Grand Guardian (太保)
- In office ? – 340
- Monarch: Shi Hu

Personal details
- Born: Unknown
- Died: 22 January 340
- Courtesy name: Anbu (安步)

= Tao Bao =

Later Zhao general

Tao Bao (died 22 January 340), courtesy name Anbu, was a military general of Later Zhao during China's Sixteen Kingdoms period. Being one of Shi Le's Eighteen Riders, his most notable activities were his battles with Zu Ti, in which he defended the city of Pengguan (蓬關, in modern-day Chenliu, Henan) and also helping Shi Le during his final push against Liu Yao in 328. He served up to Shi Hu's reign before dying in January 340. His name can be rendered as Yao Bao.

== Life ==
Tao Bao was from Fanyang Commandery and was known in his hometown for his bravery and skill at horse riding. Once, Tao Bao boastingly declared, "A man who has met Wei Taizu and not be a marquis of 10,000 households or among his top generals is not a real man." Those with him at the time laughed at him but Tao Bao raised his voice at them, "You sons of rats, how could you possibly comprehend the aspirations of a lordly man who transforms like a leopard?”

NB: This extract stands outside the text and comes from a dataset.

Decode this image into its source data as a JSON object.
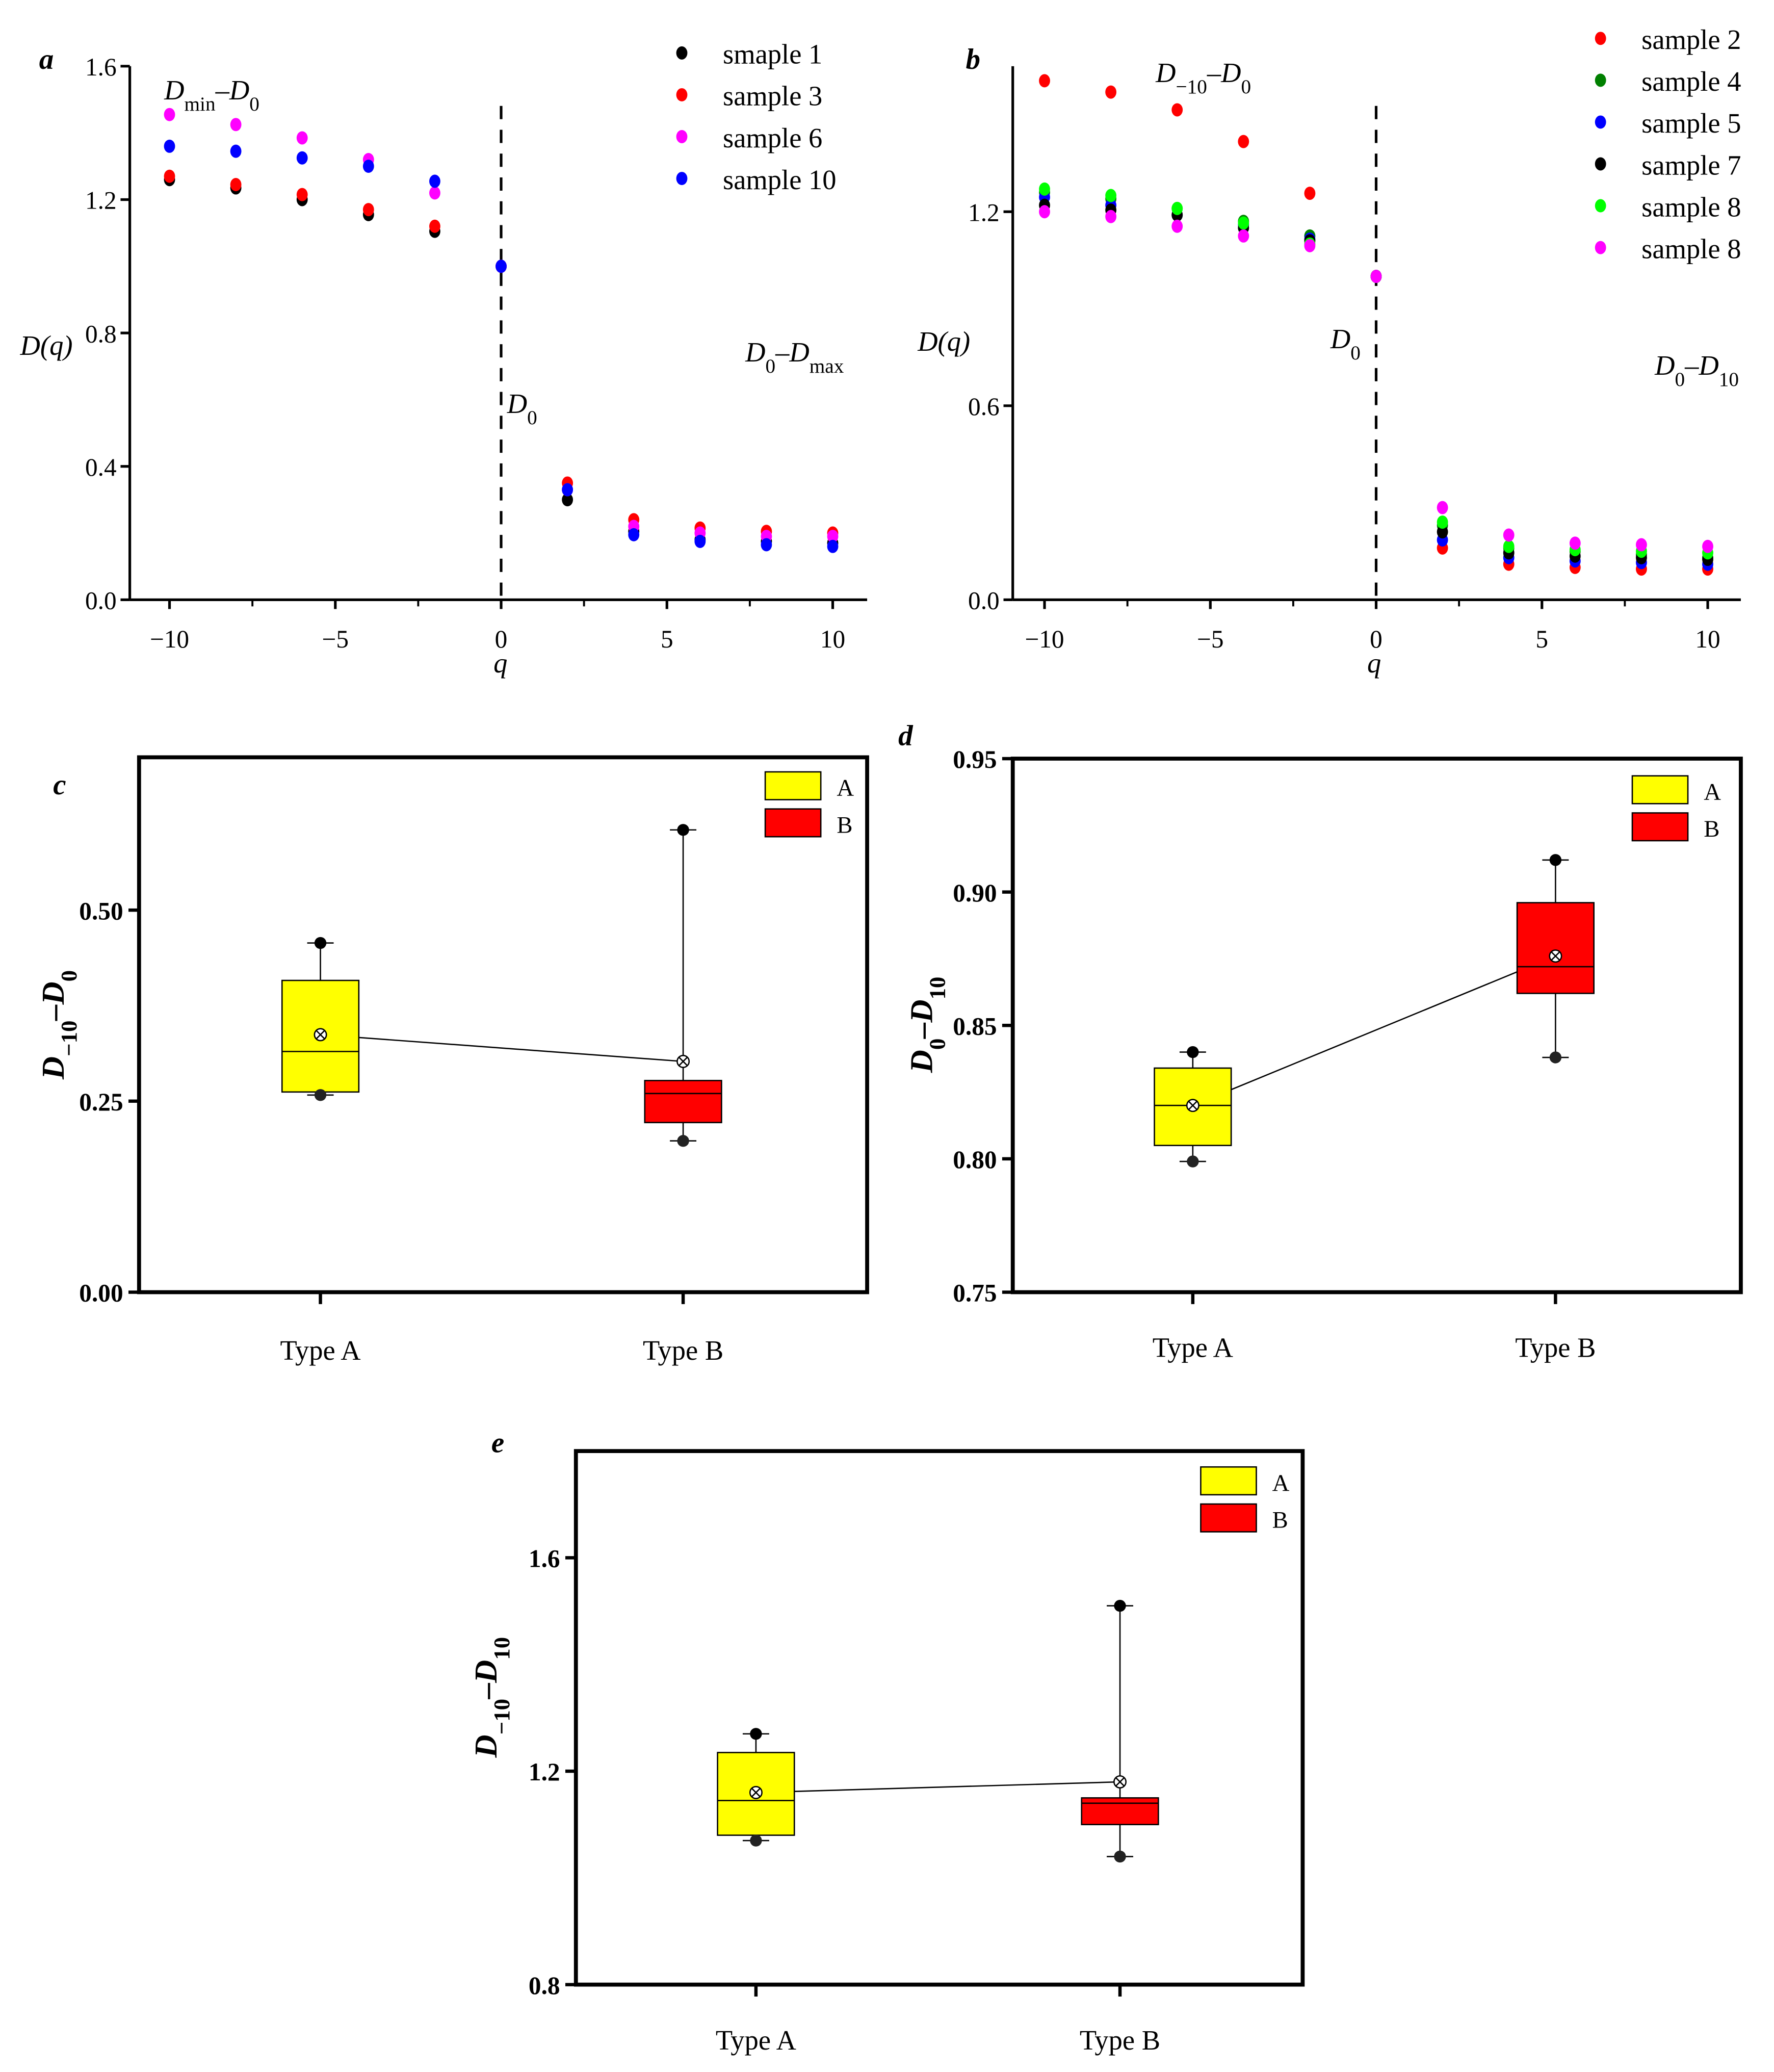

Like all those who joined Shi Le in 304, he became one of his Eighteen Riders and roamed the land as a bandit. When Shi Le occupied Julu and Changshan, Tao Bao became one of his "talon and teeth" (爪牙) together with Zhi Xiong, Kong Chang, Kui An and Lu Ming (逯明).

In 313, Tao Bao was made Administrator of Wei Commandery after Shi Le conquered Yecheng. He was later replaced by Shi Le's nephew Shi Hu.

During Zu Ti's northern expedition in 319, he attacked the Administrator of Chenliu, Chen Chuan (陳川) at Pengguan after Chen betrayed him. Shi Le sent Tao Bao to reinforce Chen Chuan, and Tao Bao managed to drive back Zu Ti to Huainan. Tao Bao guarded the city while Shi Hu relocated Chen Chuan and his followers to Xiangguo.

Going into the following year, Zu Ti's general Han Qian (韓潛) occupied the eastern half of the city while Tao Bao held the western one. Tao Bao and Han Qian held on to their part of the city for 40 days. Tao Bao's men were starting to become hungry, so they raided one of Zu Ti's supply convoy. The transporters simply abandoned the rice, and when Tao Bao's men discovered the excess amount of rice they were carrying, they believed that Zu Ti's men were better fed and started to worry. Supplies from the Later Zhao general Liu Yetang (劉夜堂) was intercepted by Zu Ti, leaving Tao Bao with little to no rations. Tao Bao fled Pengguan to camp at Dongye instead, but Zu Ti ordered Han Qian to pressure him while they occupy Pengguan. The loss of Pengguan placed a strain on Later Zhao's borders, so Shi Le negotiated peace with Zu Ti.

In 328, Shi Le campaigned against his rival Liu Yao of Former Zhao. Tao Bao led his forces to Xingyang to join Shi Le in his assault on Luoyang. Shi Le captured Liu Yao while his sons Liu Yin and Liu Xi were killed by Shi Hu the following year.

Tao Bao's last contribution would be 338, during Later Zhao and Former Yan's assault on the Duan Tribe. Tao Bao was made General Who Traverses The Sea and ordered to attack from Piaoyu Crossing (漂渝津, around present-day Cangzhou, Hebei). On 22 January 340, Tao Bao died, holding the office of Grand Guardian.